Świat aktywów cyfrowych ogarnął niepokój. Faktem jest, że istnieją kryptowaluty, które mogą stać się aktywami zombie. Według Forbesa istnieje imponująca lista kryptowalut zombie, wśród których znajduje się wiele dobrze znanych aktywów cyfrowych.
Jednocześnie eksperci Forbesa są pewni, że aktywa zombie nie znikają całkowicie, ale nadal istnieją i mają się świetnie. Powodem tego jest aktywny handel na rynku kryptowalut i imponująca liczba inwestycji przyciągniętych w momencie ich uruchomienia. Ponadto wielu traderów nie może pożyczać dużych ilości tych aktywów cyfrowych w celu otwierania krótkich pozycji. Analitycy Forbesa podkreślają, że w obecnych warunkach monet zombie trudno się pozbyć.

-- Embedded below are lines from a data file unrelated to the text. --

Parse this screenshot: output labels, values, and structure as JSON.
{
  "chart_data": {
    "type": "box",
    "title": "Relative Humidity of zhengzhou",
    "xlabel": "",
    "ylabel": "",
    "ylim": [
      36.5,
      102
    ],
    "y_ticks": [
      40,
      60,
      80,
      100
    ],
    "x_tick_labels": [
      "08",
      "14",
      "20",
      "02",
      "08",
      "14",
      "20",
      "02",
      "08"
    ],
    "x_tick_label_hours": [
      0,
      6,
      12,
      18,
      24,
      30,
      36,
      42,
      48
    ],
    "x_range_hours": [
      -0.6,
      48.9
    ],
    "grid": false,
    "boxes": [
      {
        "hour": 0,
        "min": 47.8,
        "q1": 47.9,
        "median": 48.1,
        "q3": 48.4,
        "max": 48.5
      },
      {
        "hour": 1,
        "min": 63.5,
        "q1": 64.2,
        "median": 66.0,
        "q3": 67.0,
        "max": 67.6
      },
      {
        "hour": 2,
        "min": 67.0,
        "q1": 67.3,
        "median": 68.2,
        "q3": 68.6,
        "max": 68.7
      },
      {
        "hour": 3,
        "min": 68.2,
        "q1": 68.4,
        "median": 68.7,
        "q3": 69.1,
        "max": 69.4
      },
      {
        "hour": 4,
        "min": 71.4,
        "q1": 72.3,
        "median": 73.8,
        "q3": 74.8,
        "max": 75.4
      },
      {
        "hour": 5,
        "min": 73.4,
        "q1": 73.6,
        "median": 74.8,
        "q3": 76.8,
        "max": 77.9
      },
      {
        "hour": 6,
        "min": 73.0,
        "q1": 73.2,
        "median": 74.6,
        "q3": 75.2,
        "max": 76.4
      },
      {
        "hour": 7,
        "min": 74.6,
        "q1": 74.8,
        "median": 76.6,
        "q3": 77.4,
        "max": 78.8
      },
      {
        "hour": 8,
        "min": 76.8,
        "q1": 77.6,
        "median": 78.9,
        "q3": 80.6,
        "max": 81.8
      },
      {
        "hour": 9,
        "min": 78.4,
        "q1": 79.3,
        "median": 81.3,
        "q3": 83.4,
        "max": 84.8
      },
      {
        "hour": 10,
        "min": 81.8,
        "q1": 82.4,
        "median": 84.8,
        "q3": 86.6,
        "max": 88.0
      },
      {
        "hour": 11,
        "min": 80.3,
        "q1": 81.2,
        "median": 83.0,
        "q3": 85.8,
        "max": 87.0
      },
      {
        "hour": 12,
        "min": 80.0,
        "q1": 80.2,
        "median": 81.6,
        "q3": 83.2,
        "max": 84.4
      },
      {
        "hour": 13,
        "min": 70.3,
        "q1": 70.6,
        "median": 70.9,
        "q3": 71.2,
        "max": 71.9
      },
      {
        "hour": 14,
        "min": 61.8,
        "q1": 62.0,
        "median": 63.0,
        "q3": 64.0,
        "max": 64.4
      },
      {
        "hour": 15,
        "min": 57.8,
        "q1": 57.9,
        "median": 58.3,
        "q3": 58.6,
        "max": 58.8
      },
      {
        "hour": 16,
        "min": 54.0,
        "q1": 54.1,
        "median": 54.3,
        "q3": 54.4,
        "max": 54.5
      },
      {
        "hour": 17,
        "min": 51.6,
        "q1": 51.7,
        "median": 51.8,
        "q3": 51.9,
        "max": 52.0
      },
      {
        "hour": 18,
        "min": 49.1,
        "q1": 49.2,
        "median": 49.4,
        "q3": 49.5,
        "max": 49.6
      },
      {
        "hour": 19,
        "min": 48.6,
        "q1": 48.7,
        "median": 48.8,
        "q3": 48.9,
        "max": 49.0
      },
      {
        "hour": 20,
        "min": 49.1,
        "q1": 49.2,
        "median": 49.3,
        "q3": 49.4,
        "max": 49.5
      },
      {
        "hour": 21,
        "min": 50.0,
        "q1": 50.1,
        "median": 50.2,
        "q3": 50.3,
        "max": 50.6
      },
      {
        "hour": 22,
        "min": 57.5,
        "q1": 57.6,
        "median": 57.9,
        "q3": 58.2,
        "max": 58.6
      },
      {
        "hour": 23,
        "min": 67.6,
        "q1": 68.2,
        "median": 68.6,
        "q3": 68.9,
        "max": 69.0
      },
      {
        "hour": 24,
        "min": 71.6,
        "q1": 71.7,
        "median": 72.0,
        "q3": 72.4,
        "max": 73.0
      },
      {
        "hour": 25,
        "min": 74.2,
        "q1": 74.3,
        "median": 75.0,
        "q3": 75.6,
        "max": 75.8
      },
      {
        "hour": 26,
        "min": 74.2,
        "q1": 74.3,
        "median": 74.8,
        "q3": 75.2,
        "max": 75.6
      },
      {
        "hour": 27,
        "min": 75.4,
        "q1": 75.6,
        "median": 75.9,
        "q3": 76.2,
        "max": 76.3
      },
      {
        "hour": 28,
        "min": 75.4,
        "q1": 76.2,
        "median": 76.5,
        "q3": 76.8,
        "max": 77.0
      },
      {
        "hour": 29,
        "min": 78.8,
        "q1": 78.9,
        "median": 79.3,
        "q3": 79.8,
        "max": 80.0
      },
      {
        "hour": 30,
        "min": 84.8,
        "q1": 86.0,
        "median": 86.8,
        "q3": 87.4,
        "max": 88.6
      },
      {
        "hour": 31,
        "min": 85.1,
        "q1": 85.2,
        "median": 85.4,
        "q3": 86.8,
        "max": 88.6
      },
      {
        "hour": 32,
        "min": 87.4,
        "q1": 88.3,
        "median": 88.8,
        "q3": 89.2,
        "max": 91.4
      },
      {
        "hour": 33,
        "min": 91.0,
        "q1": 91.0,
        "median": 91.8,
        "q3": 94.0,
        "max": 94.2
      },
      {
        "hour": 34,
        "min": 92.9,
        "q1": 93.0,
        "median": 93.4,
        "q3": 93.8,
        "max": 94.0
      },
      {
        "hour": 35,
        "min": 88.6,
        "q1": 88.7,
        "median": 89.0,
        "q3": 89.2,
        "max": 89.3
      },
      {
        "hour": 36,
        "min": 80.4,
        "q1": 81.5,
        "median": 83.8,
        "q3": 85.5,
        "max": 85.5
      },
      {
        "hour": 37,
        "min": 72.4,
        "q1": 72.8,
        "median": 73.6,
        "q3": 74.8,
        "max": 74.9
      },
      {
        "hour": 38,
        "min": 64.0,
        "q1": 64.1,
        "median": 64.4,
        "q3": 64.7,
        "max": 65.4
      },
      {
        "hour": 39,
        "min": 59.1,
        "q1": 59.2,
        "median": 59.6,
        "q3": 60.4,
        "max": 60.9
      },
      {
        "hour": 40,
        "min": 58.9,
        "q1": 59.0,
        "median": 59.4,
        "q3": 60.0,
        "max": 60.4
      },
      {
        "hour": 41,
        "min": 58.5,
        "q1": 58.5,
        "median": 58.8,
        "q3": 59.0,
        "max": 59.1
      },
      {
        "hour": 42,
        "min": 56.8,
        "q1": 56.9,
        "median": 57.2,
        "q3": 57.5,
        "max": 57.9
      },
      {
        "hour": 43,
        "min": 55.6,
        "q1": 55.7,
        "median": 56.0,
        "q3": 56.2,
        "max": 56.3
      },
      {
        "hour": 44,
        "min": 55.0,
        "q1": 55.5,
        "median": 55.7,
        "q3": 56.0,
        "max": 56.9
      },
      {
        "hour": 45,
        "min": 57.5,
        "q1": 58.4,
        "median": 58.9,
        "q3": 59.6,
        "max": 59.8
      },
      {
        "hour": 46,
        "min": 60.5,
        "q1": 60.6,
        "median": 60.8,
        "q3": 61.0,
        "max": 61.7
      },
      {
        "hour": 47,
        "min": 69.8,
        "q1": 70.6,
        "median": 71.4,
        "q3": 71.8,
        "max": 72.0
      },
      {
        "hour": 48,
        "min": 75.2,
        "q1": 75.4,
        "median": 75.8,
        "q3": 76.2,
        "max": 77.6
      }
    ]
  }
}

"Termin «blockchain zombie» odnosi się do projektów blockchain, które podobnie jak zombie istnieją, ale nie wykazują oznak życia pod względem użyteczności ani znacznej bazy użytkowników" – czytamy w artykule.
Na liście kryptowalut zombie znalazł się XRP, który w rankingu aktywów cyfrowych o największej kapitalizacji zajmuje 8. miejsce. Forbes umieścił XRP na tej liście, ponieważ blockchain XRPL nie jest w stanie konkurować z systemem płatności SWIFT. Na tym tle sieć stworzona przez Ripple zaczęła generować minimalne przychody i nie spełniła oczekiwań.
Ponadto kryptowaluty zombie obejmują kilka potężnych aktywów, tak zwanych "zabójców Ethereum", takich jak Tezos (XTZ), Algorand (ALGO) i Cardano (ADA). Pomimo zalet technologicznych te sieci blockchain nie przewyższyły Ethereum pod względem popularności. W rezultacie zostały z niczym i nie przyciągnęły głównych przedstawicieli społeczności kryptograficznej.